Upon receipt of the Blue Chip stock, the Fraud Defendants subleased it to a Cayman Islands insurance company which then used it to shore up its balance sheet in an application to Texas insurance regulators -- which ultimately was rejected -- requesting permission to increase the limits on how much insurance it could sell. Blue Chip received a total of $53,000 in payments from the Fraud Defendants for the use of its stock.1

B. LEGAL DISCUSSION

Securities Act Section 8A and Exchange Act Section 21C both authorize the Commission, upon finding that any person has violated any provision of either act or the rules and regulations thereunder, to issue an order requiring "any person that is, was, or would be a cause of the violation, due to an act or omission the person knew or should have known would contribute to such violation, to cease and desist from committing or causing such violation and any future violation of the same provision, rule or regulation."

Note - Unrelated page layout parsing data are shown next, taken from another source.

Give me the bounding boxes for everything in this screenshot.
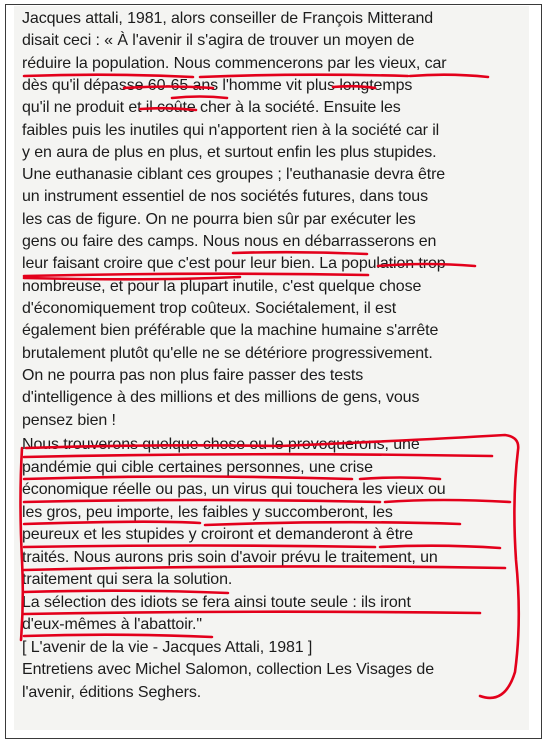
text-line: Nous trouverons quelque chose ou le provoquerons, une <box>22 436 420 453</box>
text-line: traitement qui sera la solution. <box>22 571 233 588</box>
text-line: également bien préférable que la machine humaine s'arrête <box>22 322 439 339</box>
text-line: d'eux-mêmes à l'abattoir." <box>22 616 202 633</box>
text-line: La sélection des idiots se fera ainsi toute seule : ils iront <box>22 594 411 611</box>
text-line: d'économiquement trop coûteux. Sociétalement, il est <box>22 300 397 317</box>
text-line: un instrument essentiel de nos sociétés futures, dans tous <box>22 188 428 205</box>
text-line: les gros, peu importe, les faibles y succomberont, les <box>22 504 393 521</box>
text-line: gens ou faire des camps. Nous nous en débarrasserons en <box>22 233 437 250</box>
text-line: nombreuse, et pour la plupart inutile, c'est quelque chose <box>22 278 422 295</box>
text-line: traités. Nous aurons pris soin d'avoir prévu le traitement, un <box>22 549 438 566</box>
text-line: brutalement plutôt qu'elle ne se détériore progressivement. <box>22 345 433 362</box>
text-line: On ne pourra pas non plus faire passer des tests <box>22 367 364 384</box>
text-line: peureux et les stupides y croiront et demanderont à être <box>22 526 414 543</box>
text-line: d'intelligence à des millions et des millions de gens, vous <box>22 389 420 406</box>
text-line: pensez bien ! <box>22 412 116 429</box>
text-line: économique réelle ou pas, un virus qui touchera les vieux ou <box>22 481 446 498</box>
text-line: dès qu'il dépasse 60-65 ans l'homme vit plus longtemps <box>22 77 413 94</box>
text-line: les cas de figure. On ne pourra bien sûr par exécuter les <box>22 211 416 228</box>
text-line: disait ceci : « À l'avenir il s'agira de trouver un moyen de <box>22 32 415 49</box>
text-line: réduire la population. Nous commencerons par les vieux, car <box>22 55 447 72</box>
text-line: y en aura de plus en plus, et surtout enfin les plus stupides. <box>22 144 437 161</box>
text-line: qu'il ne produit et il coûte cher à la société. Ensuite les <box>22 99 401 116</box>
text-line: pandémie qui cible certaines personnes, une crise <box>22 459 373 476</box>
text-line: l'avenir, éditions Seghers. <box>22 684 202 701</box>
text-line: Une euthanasie ciblant ces groupes ; l'euthanasie devra être <box>22 166 446 183</box>
text-line: faibles puis les inutiles qui n'apportent rien à la société car il <box>22 122 440 139</box>
text-line: leur faisant croire que c'est pour leur bien. La population trop <box>22 255 446 272</box>
text-line: [ L'avenir de la vie - Jacques Attali, 1981 ] <box>22 639 313 656</box>
text-line: Entretiens avec Michel Salomon, collection Les Visages de <box>22 661 435 678</box>
text-line: Jacques attali, 1981, alors conseiller de François Mitterand <box>22 10 434 27</box>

Respondent allowed millions of shares of Blue Chip Computerware stock to enter the stream of commerce without adequate legends or other safeguards to put third parties on notice of the contractual encumbrances that rendered the stock economically valueless for any legitimate purpose. By providing Blue Chip Computerware securities to the Fraud Defendants in this manner, Respondent disregarded the likelihood that the securities would be used for illicit purposes. Accordingly, Respondent was a cause of the Fraud Defendants' violations of Securities Act Section 17(a), Exchange Act Section 10(b), and Exchange Act Rule 10b-5.

IV.

FINDINGS

Based on the above, the Commission finds that Respondent Victor Caron was a cause of violations of Securities Act Section 17(a), Exchange Act Section 10(b), and Exchange Act Rule 10b-5.

V.

ORDER

Accordingly, IT IS HEREBY ORDERED, pursuant to Securities Act Section 8A and Exchange Act Section 21C, that Respondent Victor Caron cease and desist from causing any violation and any future violation of Securities Act Section 17(a), Exchange Act Section 10(b), and Exchange Act Rule 10b-5.

By the Commission.

Jonathan G. Katz

Secretary


Footnotes

1 After the lease payments ceased in September 1993, Blue Chip requested the return of the stock certificates. In January 1994, the certificates were returned to Blue Chip and taken out of circulation.